Nae wonder the Waspi women are revolting.
Were I one of them, I too would be absolutely furious with Keir Starmer’s latest snub to older folk.
Coming on top of our lost winter fuel payments, suspicions he’s got it in for us are rife.
I’m one of the lucky ones who qualified for my pension at 60. However, when steps were taken to equalise up to the men’s qualifying age of 65, these peer wifies born at a certain time in the 1950s missed oot big-time and not given enough time to save for the lost pension years.
It’s nine months since the Parliamentary Ombudsman ruled they should be compensated, reckoned to be between £1,000 and £2,950 each.
But the Tory government continued to ignore the issue. The reason these women feel so betrayed by Labour is because – up until they came into power – party leaders had been supporting their campaign.
Chancellor Rachel Reeves, Deputy PM Angela Rayner, Starmer himself and Pensions Secretary Liz Kendall are all on record in the past pledging compensation for these victims of the system.
So you have to admire Ms Kendall’s gall when she stood up in the Commons on Tuesday and said: “Sorry craiters.
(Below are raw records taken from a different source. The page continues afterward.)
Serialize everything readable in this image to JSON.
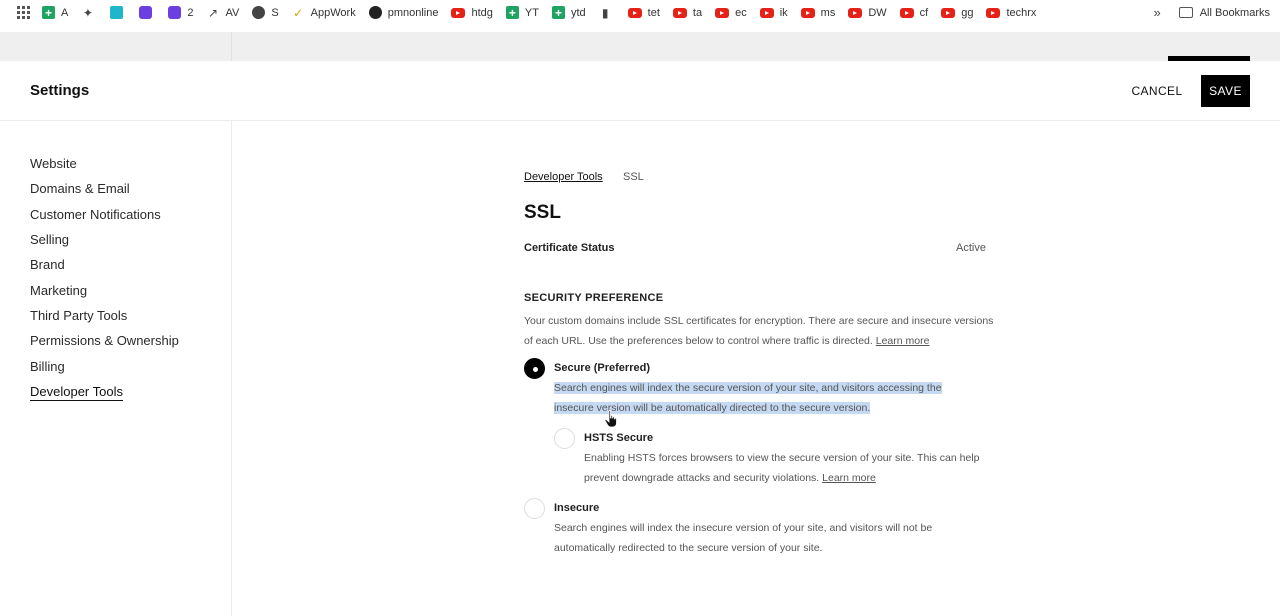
{
  "bookmarks": [
    {
      "label": "A",
      "icon": "sheets-icon"
    },
    {
      "label": "",
      "icon": "puzzle-icon"
    },
    {
      "label": "",
      "icon": "teal-app-icon"
    },
    {
      "label": "",
      "icon": "heart-chat-icon"
    },
    {
      "label": "2",
      "icon": "heart-chat-icon"
    },
    {
      "label": "AV",
      "icon": "trend-icon"
    },
    {
      "label": "S",
      "icon": "globe-icon"
    },
    {
      "label": "AppWork",
      "icon": "check-icon"
    },
    {
      "label": "pmnonline",
      "icon": "github-icon"
    },
    {
      "label": "htdg",
      "icon": "youtube-icon"
    },
    {
      "label": "YT",
      "icon": "sheets-icon"
    },
    {
      "label": "ytd",
      "icon": "sheets-icon"
    },
    {
      "label": "",
      "icon": "pin-icon"
    },
    {
      "label": "tet",
      "icon": "youtube-icon"
    },
    {
      "label": "ta",
      "icon": "youtube-icon"
    },
    {
      "label": "ec",
      "icon": "youtube-icon"
    },
    {
      "label": "ik",
      "icon": "youtube-icon"
    },
    {
      "label": "ms",
      "icon": "youtube-icon"
    },
    {
      "label": "DW",
      "icon": "youtube-icon"
    },
    {
      "label": "cf",
      "icon": "youtube-icon"
    },
    {
      "label": "gg",
      "icon": "youtube-icon"
    },
    {
      "label": "techrx",
      "icon": "youtube-icon"
    }
  ],
  "bookmarks_more": "»",
  "all_bookmarks": "All Bookmarks",
  "header": {
    "title": "Settings",
    "cancel": "CANCEL",
    "save": "SAVE"
  },
  "sidebar": {
    "items": [
      {
        "label": "Website"
      },
      {
        "label": "Domains & Email"
      },
      {
        "label": "Customer Notifications"
      },
      {
        "label": "Selling"
      },
      {
        "label": "Brand"
      },
      {
        "label": "Marketing"
      },
      {
        "label": "Third Party Tools"
      },
      {
        "label": "Permissions & Ownership"
      },
      {
        "label": "Billing"
      },
      {
        "label": "Developer Tools",
        "active": true
      }
    ]
  },
  "main": {
    "breadcrumb_parent": "Developer Tools",
    "breadcrumb_current": "SSL",
    "title": "SSL",
    "certificate_label": "Certificate Status",
    "certificate_value": "Active",
    "security_heading": "SECURITY PREFERENCE",
    "security_desc": "Your custom domains include SSL certificates for encryption. There are secure and insecure versions of each URL. Use the preferences below to control where traffic is directed.",
    "learn_more": "Learn more",
    "options": {
      "secure": {
        "title": "Secure (Preferred)",
        "desc": "Search engines will index the secure version of your site, and visitors accessing the insecure version will be automatically directed to the secure version.",
        "selected": true
      },
      "hsts": {
        "title": "HSTS Secure",
        "desc": "Enabling HSTS forces browsers to view the secure version of your site. This can help prevent downgrade attacks and security violations.",
        "learn_more": "Learn more",
        "selected": false
      },
      "insecure": {
        "title": "Insecure",
        "desc": "Search engines will index the insecure version of your site, and visitors will not be automatically redirected to the secure version of your site.",
        "selected": false
      }
    }
  }
}
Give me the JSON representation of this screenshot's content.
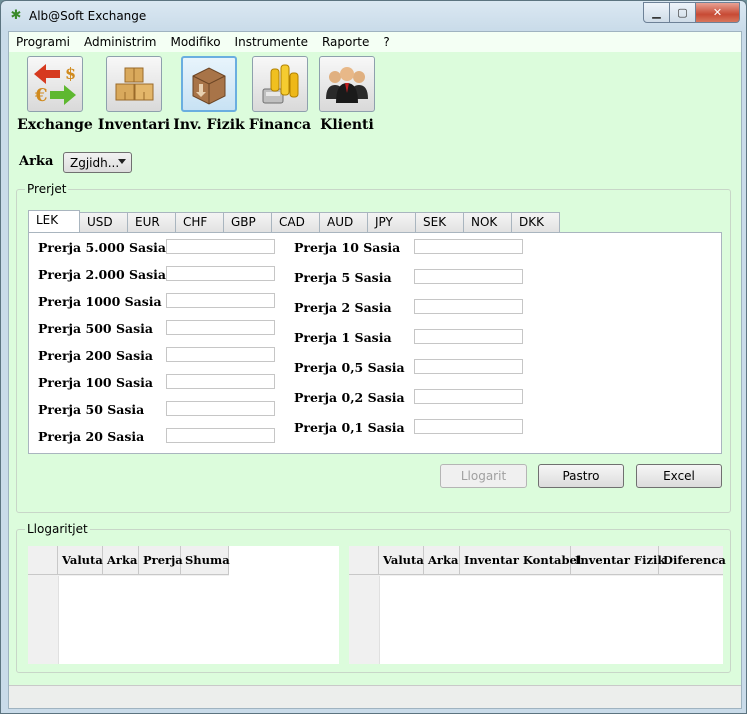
{
  "window": {
    "title": "Alb@Soft Exchange"
  },
  "menu": [
    "Programi",
    "Administrim",
    "Modifiko",
    "Instrumente",
    "Raporte",
    "?"
  ],
  "toolbar": [
    {
      "label": "Exchange",
      "icon": "exchange-icon",
      "active": false
    },
    {
      "label": "Inventari",
      "icon": "inventory-boxes-icon",
      "active": false
    },
    {
      "label": "Inv. Fizik",
      "icon": "box-download-icon",
      "active": true
    },
    {
      "label": "Financa",
      "icon": "coins-calculator-icon",
      "active": false
    },
    {
      "label": "Klienti",
      "icon": "clients-group-icon",
      "active": false
    }
  ],
  "arka": {
    "label": "Arka",
    "selected": "Zgjidh..."
  },
  "prerjet": {
    "title": "Prerjet",
    "tabs": [
      "LEK",
      "USD",
      "EUR",
      "CHF",
      "GBP",
      "CAD",
      "AUD",
      "JPY",
      "SEK",
      "NOK",
      "DKK"
    ],
    "active_tab": "LEK",
    "left_fields": [
      "Prerja 5.000 Sasia",
      "Prerja 2.000 Sasia",
      "Prerja 1000 Sasia",
      "Prerja 500 Sasia",
      "Prerja 200 Sasia",
      "Prerja 100 Sasia",
      "Prerja 50 Sasia",
      "Prerja 20 Sasia"
    ],
    "right_fields": [
      "Prerja 10 Sasia",
      "Prerja 5 Sasia",
      "Prerja 2 Sasia",
      "Prerja 1 Sasia",
      "Prerja 0,5 Sasia",
      "Prerja 0,2 Sasia",
      "Prerja 0,1 Sasia"
    ],
    "buttons": {
      "llogarit": "Llogarit",
      "pastro": "Pastro",
      "excel": "Excel"
    }
  },
  "llogaritjet": {
    "title": "Llogaritjet",
    "left_columns": [
      "Valuta",
      "Arka",
      "Prerja",
      "Shuma"
    ],
    "right_columns": [
      "Valuta",
      "Arka",
      "Inventar Kontabel",
      "Inventar Fizik",
      "Diferenca"
    ]
  }
}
We canna afford to pay ye a penny.”
Regardless of the rights or wrongs of the WASPI campaign, it’s the pure hypocrisy of it all that beggars belief in a party which the PM vowed would be above such behaviour and empty promises.
It’s barely six months since the country woke up to what we thought would be a new, honourable era of politics and a government which would stand up for the “working” man and woman. Well, Sir Keir, your six-month report must read: “Dismal failure and bitter disappointment.
Moreen Simpson is a former assistant editor of the Evening Express and The Press and Journal and started her journalism career in 1970.